Five Friendship Sonnets

              Five Friendship Sonnets

 

                 Best at a Distance

Some say that friendship’s realm is nowhere but

Nostalgia.  Love of man for man exists

In regions where the friend is absent, shut

Out, exiled, say, or better dead, subsists

On mourning, loss, and echoes.  Because if

He is actually in the room with you and shares

Your breath, you might run the risk of a whiff

Of male underarm or see the dark hairs

Protruding from his nose.  But of course

The major threat is that if he disagrees

With your pet dreams, he might attempt to force

You to accept the visions that he sees.

   His second sight might overwhelm, dismay.

      A friend has even been known to betray.

 

                   Sad Substitute

 

Those eyes, that mouth reminded me of Glenn,

My friend of forty years ago.  The hair,

Though, wasn’t crinkly thick.  This specimen

Was balding on the top, the strands too spare

And thin to be a substitute for my

Young man of fourteen thousand nights ago.

The Glenn-like span of flesh from neck through thigh

Was strong, and since this new young male was so

Absorbed in scholarship about some slight,

Arcane religious controversy, he

Might just as well have been a Brinsmeadite

Keying in crank laptop notes surreally.

  No, no!  He can’t be Glenn’s latter-day twin.
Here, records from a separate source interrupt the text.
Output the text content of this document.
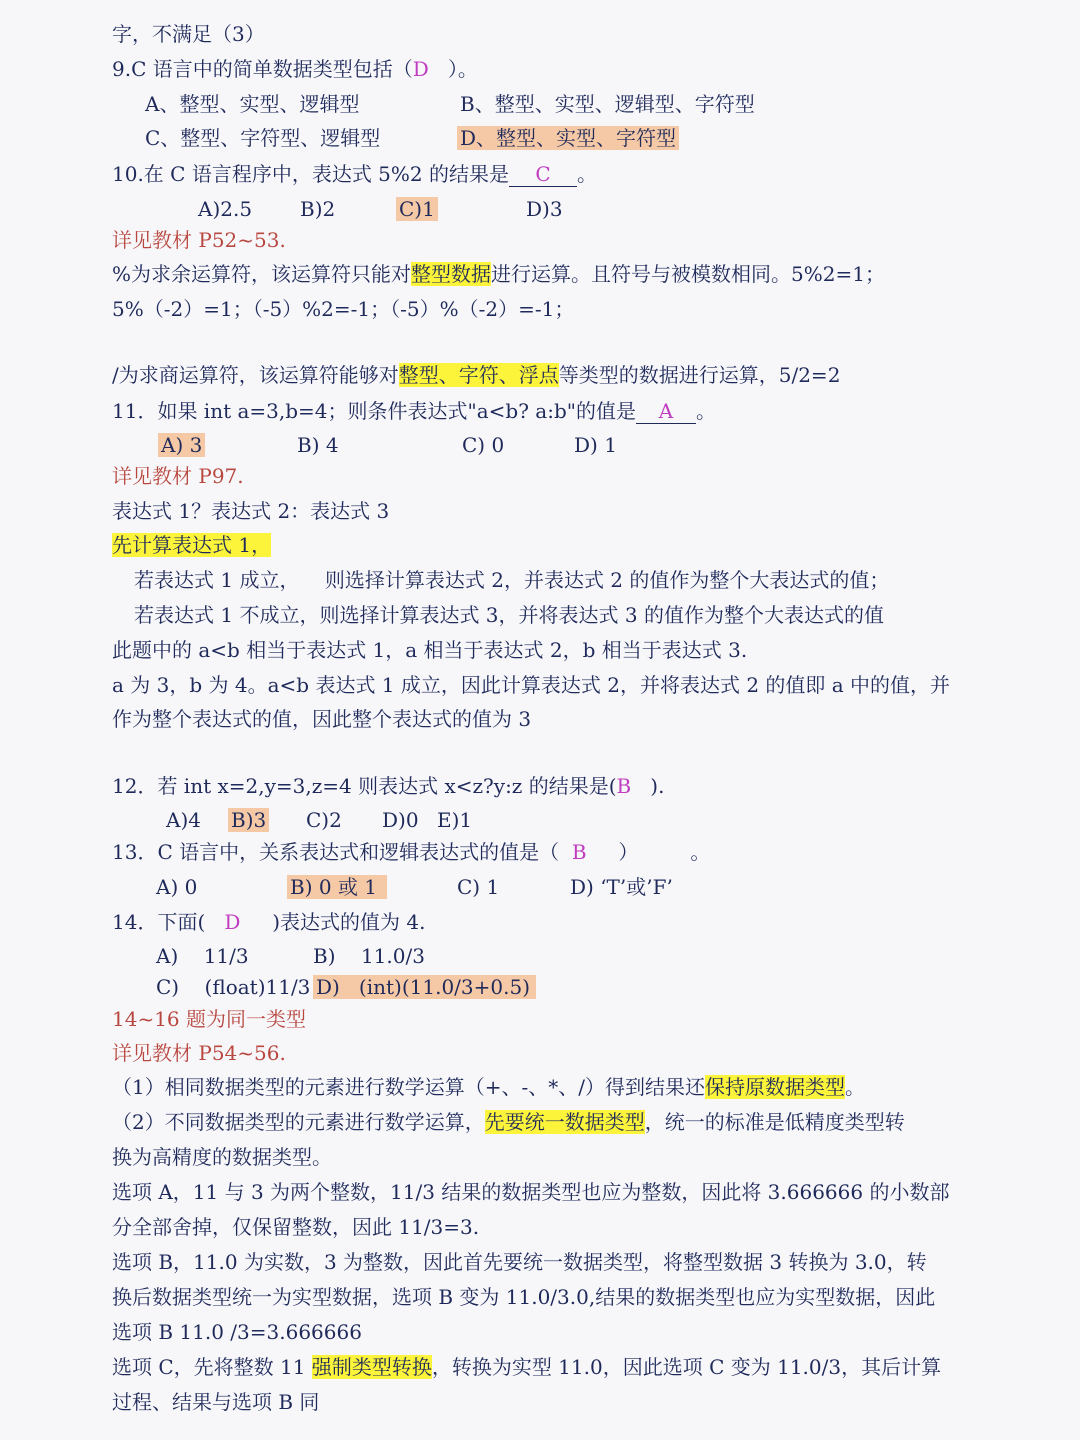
字，不满足（3）
9.C 语言中的简单数据类型包括（D ）。
A、整型、实型、逻辑型	B、整型、实型、逻辑型、字符型
C、整型、字符型、逻辑型	D、整型、实型、字符型
10.在 C 语言程序中，表达式 5%2 的结果是 C 。
A)2.5 B)2	C)1	D)3
详见教材 P52~53.
%为求余运算符，该运算符只能对整型数据进行运算。且符号与被模数相同。5%2=1；
5%（-2）=1；（-5）%2=-1；（-5）%（-2）=-1；
/为求商运算符，该运算符能够对整型、字符、浮点等类型的数据进行运算，5/2=2
11．如果 int a=3,b=4；则条件表达式"a<b? a:b"的值是 A 。
A) 3	B) 4	C) 0	D) 1
详见教材 P97.
表达式 1？表达式 2：表达式 3
先计算表达式 1，
若表达式 1 成立，    则选择计算表达式 2，并表达式 2 的值作为整个大表达式的值；
若表达式 1 不成立，则选择计算表达式 3，并将表达式 3 的值作为整个大表达式的值
此题中的 a<b 相当于表达式 1，a 相当于表达式 2，b 相当于表达式 3.
a 为 3，b 为 4。a<b 表达式 1 成立，因此计算表达式 2，并将表达式 2 的值即 a 中的值，并
作为整个表达式的值，因此整个表达式的值为 3
12．若 int x=2,y=3,z=4 则表达式 x<z?y:z 的结果是(B ).
A)4 B)3 C)2 D)0 E)1
13．C 语言中，关系表达式和逻辑表达式的值是（ B ）	。
A) 0	B) 0 或 1	C) 1	D) ‘T’或’F’
14．下面( D )表达式的值为 4.
A) 11/3	B) 11.0/3
C) (float)11/3 D) (int)(11.0/3+0.5)
14~16 题为同一类型
详见教材 P54~56.
（1）相同数据类型的元素进行数学运算（+、-、*、/）得到结果还保持原数据类型。
（2）不同数据类型的元素进行数学运算，先要统一数据类型，统一的标准是低精度类型转
换为高精度的数据类型。
选项 A，11 与 3 为两个整数，11/3 结果的数据类型也应为整数，因此将 3.666666 的小数部
分全部舍掉，仅保留整数，因此 11/3=3.
选项 B，11.0 为实数，3 为整数，因此首先要统一数据类型，将整型数据 3 转换为 3.0，转
换后数据类型统一为实型数据，选项 B 变为 11.0/3.0,结果的数据类型也应为实型数据，因此
选项 B 11.0 /3=3.666666
选项 C，先将整数 11 强制类型转换，转换为实型 11.0，因此选项 C 变为 11.0/3，其后计算
过程、结果与选项 B 同
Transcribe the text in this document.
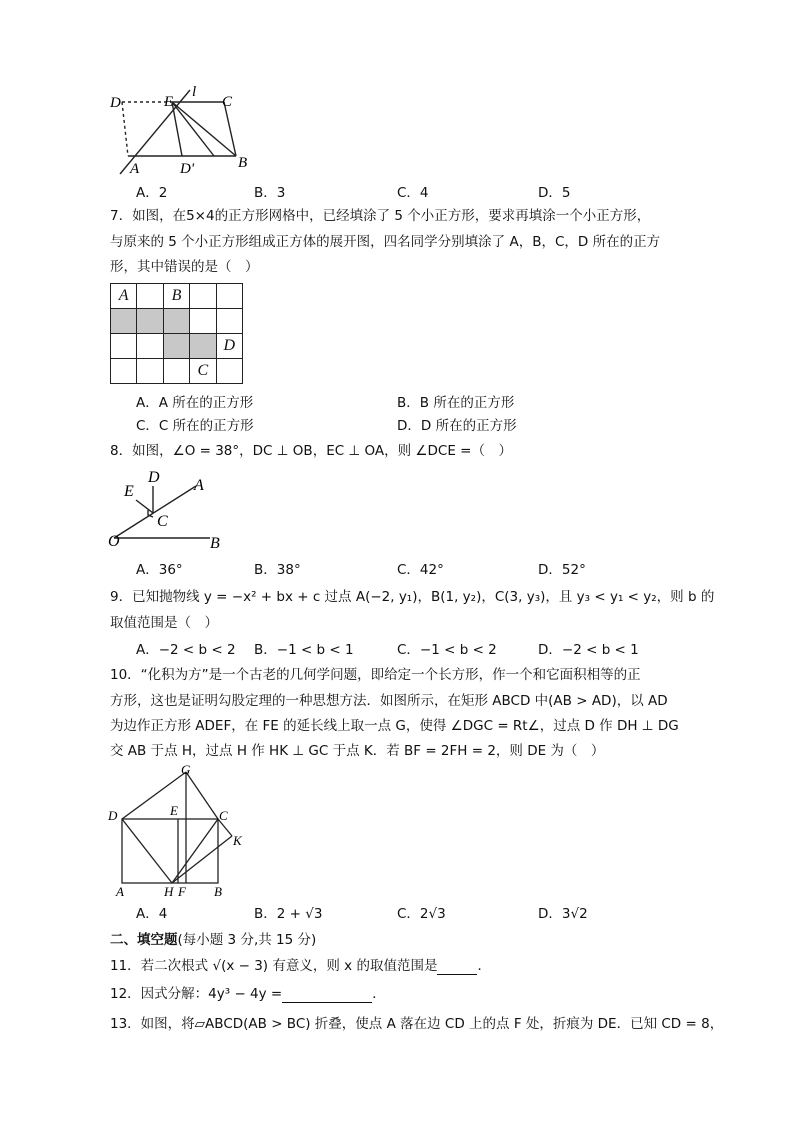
D	E
l
C
A	D'	B
A．2	B．3	C．4	D．5
7．如图，在5×4的正方形网格中，已经填涂了 5 个小正方形，要求再填涂一个小正方形，
与原来的 5 个小正方形组成正方体的展开图，四名同学分别填涂了 A，B，C，D 所在的正方
形，其中错误的是（　）
A		B		

				D
			C	
A．A 所在的正方形	B．B 所在的正方形
C．C 所在的正方形	D．D 所在的正方形
8．如图，∠O = 38°，DC ⊥ OB，EC ⊥ OA，则 ∠DCE =（　）
E
D A
C
O	B
A．36°	B．38°	C．42°	D．52°
9．已知抛物线 y = −x² + bx + c 过点 A(−2, y₁)，B(1, y₂)，C(3, y₃)，且 y₃ < y₁ < y₂，则 b 的
取值范围是（　）
A．−2 < b < 2 B．−1 < b < 1	C．−1 < b < 2	D．−2 < b < 1
10．“化积为方”是一个古老的几何学问题，即给定一个长方形，作一个和它面积相等的正
方形，这也是证明勾股定理的一种思想方法．如图所示，在矩形 ABCD 中(AB > AD)，以 AD
为边作正方形 ADEF，在 FE 的延长线上取一点 G，使得 ∠DGC = Rt∠，过点 D 作 DH ⊥ DG
交 AB 于点 H，过点 H 作 HK ⊥ GC 于点 K．若 BF = 2FH = 2，则 DE 为（　）
G
E
D	C
K
A	H F B
A．4	B．2 + √3	C．2√3	D．3√2
二、填空题(每小题 3 分,共 15 分)
11．若二次根式 √(x − 3) 有意义，则 x 的取值范围是	．
12．因式分解：4y³ − 4y =	．
13．如图，将▱ABCD(AB > BC) 折叠，使点 A 落在边 CD 上的点 F 处，折痕为 DE．已知 CD = 8，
    He doesn’t have the snaggle-toothy grin.

 

 

                Twenty-five Years On

 

Three hundred “portraits” of Montaigne–no, more–

Exist.  Just one of them includes his friend,

Étienne, whose amitié was the core

Of hermit-like Michel’s love, start and end

Of all that was outstanding in his life.

Montaigne’s philosophy denied the claims

Of other friendship thinkers, lived in strife

With Greeks and Romans.    Lone Michel proclaims

That separation only benefits

Souls forced to be apart.  Divided fates

Are not divided.  Male devotion knits

Men together.  Their unity dictates.

  This logic was of heart and not of head.

     He had to think thus, since his man was dead.

 

    “O mes amis, il n’y a nul ami”

“My friends, there is no friend!” Diogenes

Laertius has Aristotle cry,

Despairing of the chance that theory’s

Demand for one who’s more than ally,

Gives more than scratch his back and he’ll scratch mine

Delight, is more than merely pure, ideal,

Yes, offers more than virtue, nearly divine,

In parallel with yours.  He needs to feel

An absolutely balanced love, as strong

And equal as the one you have for him.

No wonder all the ancients know it’s wrong

To think of Anthony as Caesar’s limb.

  Because of Étienne Montaigne denies

    Philosophers’ lies.  Only he is wise.

 

                     Set Him as a Seal

“I give myself more to my friend than draw

Him to me”—so says old Montaigne, but long

Years after Étienne had died.  The flaw

Is pretty obvious, right?  “Love is strong

As death,” another wise man’s song insists,

But are we all convinced?  He’s in the tomb

For Christ’s sake!  The stench of death persists

No matter how much incense and perfume

We waft around. You can’t exhume the man

To life, embrace him living in your arms.

This isn’t Tinker Bell and Peter Pan,

Or children believing in fairy charms!

  Mais oui,” Michel says,  “I have him best.

      I have his breathing body in my chest.”